The force of interest, $\delta$, is defined as the nominal rate of interest payable continuously: \[\lim_{p\rightarrow\infty}i^{(p)}=\delta.\]
As the relationship between the effective and the nominal rate is given by: \[1+i=\left(1+\frac{i^{(p)}}{p}\right)^p\] then in the limit as $p\rightarrow\infty$ \begin{align} &1+i=\lim_{p\rightarrow\infty}\left(1+\frac{\delta}{p}\right)^p=e^\delta\\ &1+i=e^\delta. \end{align}
Re-arranging the above formula:
\begin{align} &i=e^\delta-1\\ &\ln(1+i)=\delta \end{align}
where
What is the force of interest if the nominal interest rate is $5\%$ per annum payable monthly?
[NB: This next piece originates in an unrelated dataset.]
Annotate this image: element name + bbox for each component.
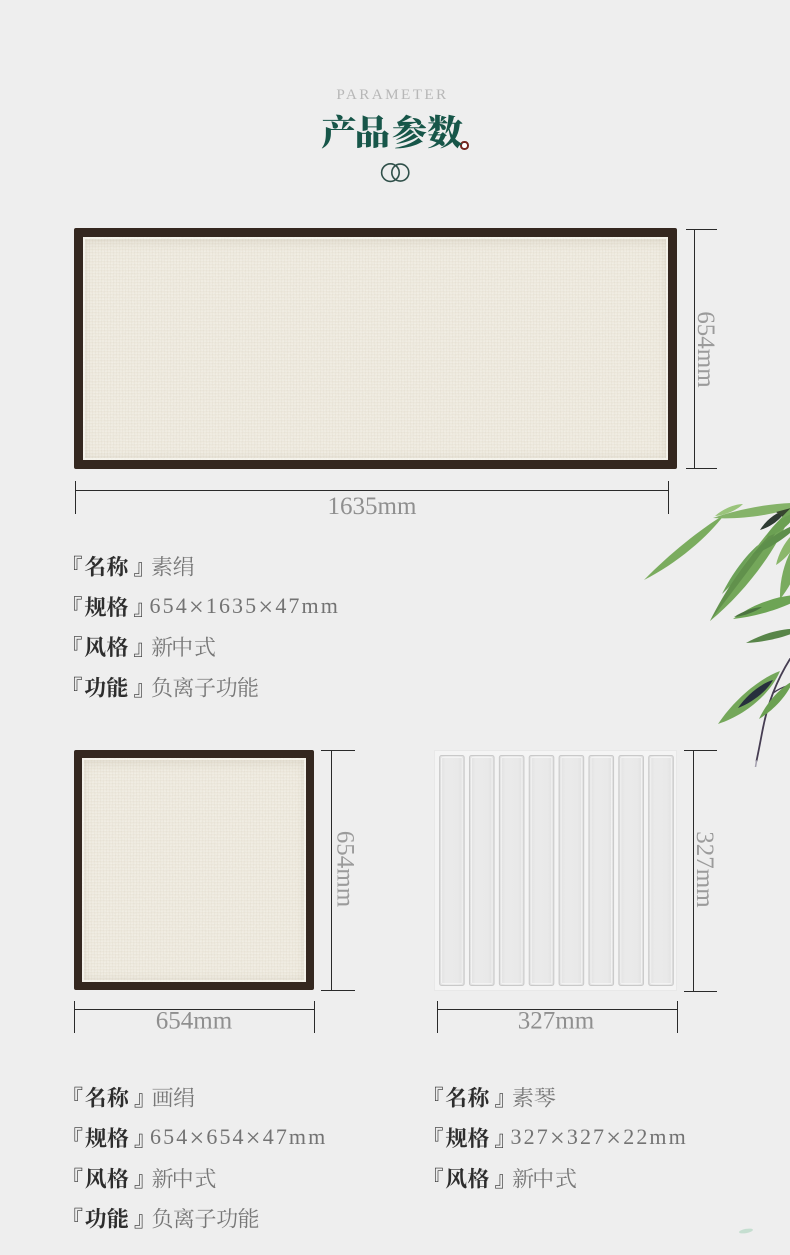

\begin{align} \ln \left(1+\frac{0.05}{12}\right)^{12}&=\delta\\ \Rightarrow\delta&=0.04989612178\\ \Rightarrow\delta&\approx 4.99\% \end{align}
What is the interest rate if the force of interest is $10\%$?
\begin{align} i&=e^{0.1}-1\\ \Rightarrow i&=0.1051709181\\ \Rightarrow i&\approx 10.52\% \end{align}